I’m on an optimization kick, at the moment.
I tend to use multiple tables, so I don’t have empty columns.
My question is, are empty columns a big deal? I’m not talking for space. I’m referring to speed of indexing, data retrieval, etc…
My bet example is when I have a simple customers table, and some columns are not always filled. Like email, dob, ssn, or pic. I’d say most of the time they are not filled in.
That causes me to create a new table to house just the ancillary data.
but would it really make a difference if I put these columns in the same table with the rest of the customer info?
If I do this, then there will be many records with empty columns. Which causes me to wonder how much this affects performance when the record count is huge.
If you’re on an optimization kick, my advice is to get off it 🙂
Optimization is something that should be done in response to a performance problem, not a whim. If there’s no performance problem, all optimization is wasted effort.

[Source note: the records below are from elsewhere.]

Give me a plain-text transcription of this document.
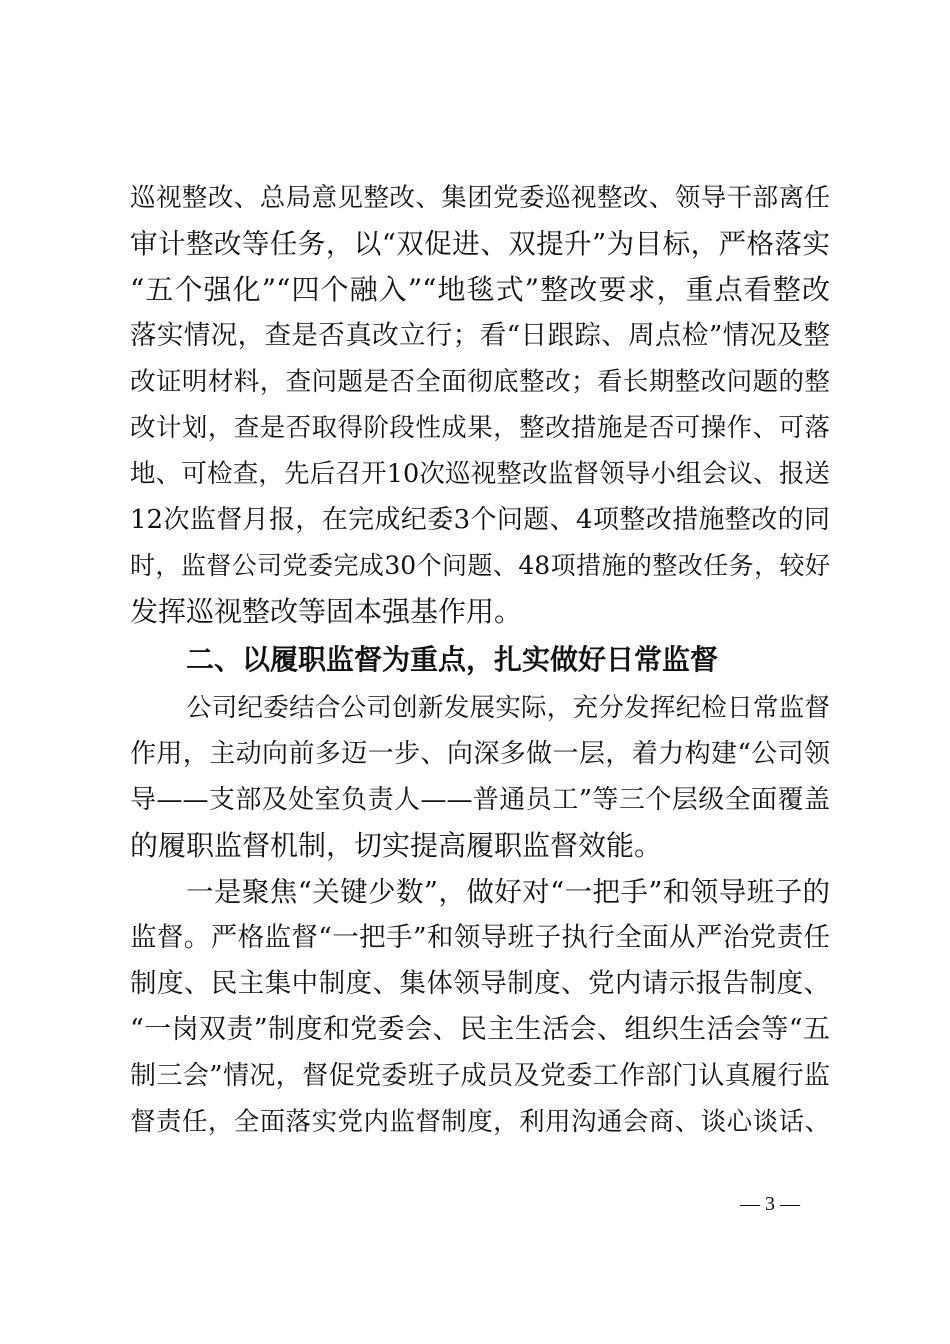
巡视整改、总局意见整改、集团党委巡视整改、领导干部离任
审计整改等任务，以“双促进、双提升”为目标，严格落实
“五个强化”“四个融入”“地毯式”整改要求，重点看整改
落实情况，查是否真改立行；看“日跟踪、周点检”情况及整
改证明材料，查问题是否全面彻底整改；看长期整改问题的整
改计划，查是否取得阶段性成果，整改措施是否可操作、可落
地、可检查，先后召开10次巡视整改监督领导小组会议、报送
12次监督月报，在完成纪委3个问题、4项整改措施整改的同
时，监督公司党委完成30个问题、48项措施的整改任务，较好
发挥巡视整改等固本强基作用。
二、以履职监督为重点，扎实做好日常监督
公司纪委结合公司创新发展实际，充分发挥纪检日常监督
作用，主动向前多迈一步、向深多做一层，着力构建“公司领
导——支部及处室负责人——普通员工”等三个层级全面覆盖
的履职监督机制，切实提高履职监督效能。
一是聚焦“关键少数”，做好对“一把手”和领导班子的
监督。严格监督“一把手”和领导班子执行全面从严治党责任
制度、民主集中制度、集体领导制度、党内请示报告制度、
“一岗双责”制度和党委会、民主生活会、组织生活会等“五
制三会”情况，督促党委班子成员及党委工作部门认真履行监
督责任，全面落实党内监督制度，利用沟通会商、谈心谈话、
— 3 —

Empty fields rarely make a large difference to data retrieval in a properly designed schema since most queries should, as much as possible, use indexes only for deciding which rows to get. Once the rows are discovered, that’s when you go to the table to get the actual data.
And speed of indexing won’t change just because the column is stored in another table. If it needs to be indexed, then it needs to be indexed.
I prefer my schema to be as simple as possible (while still mostly following 3NF) so as to avoid unnecessary joins.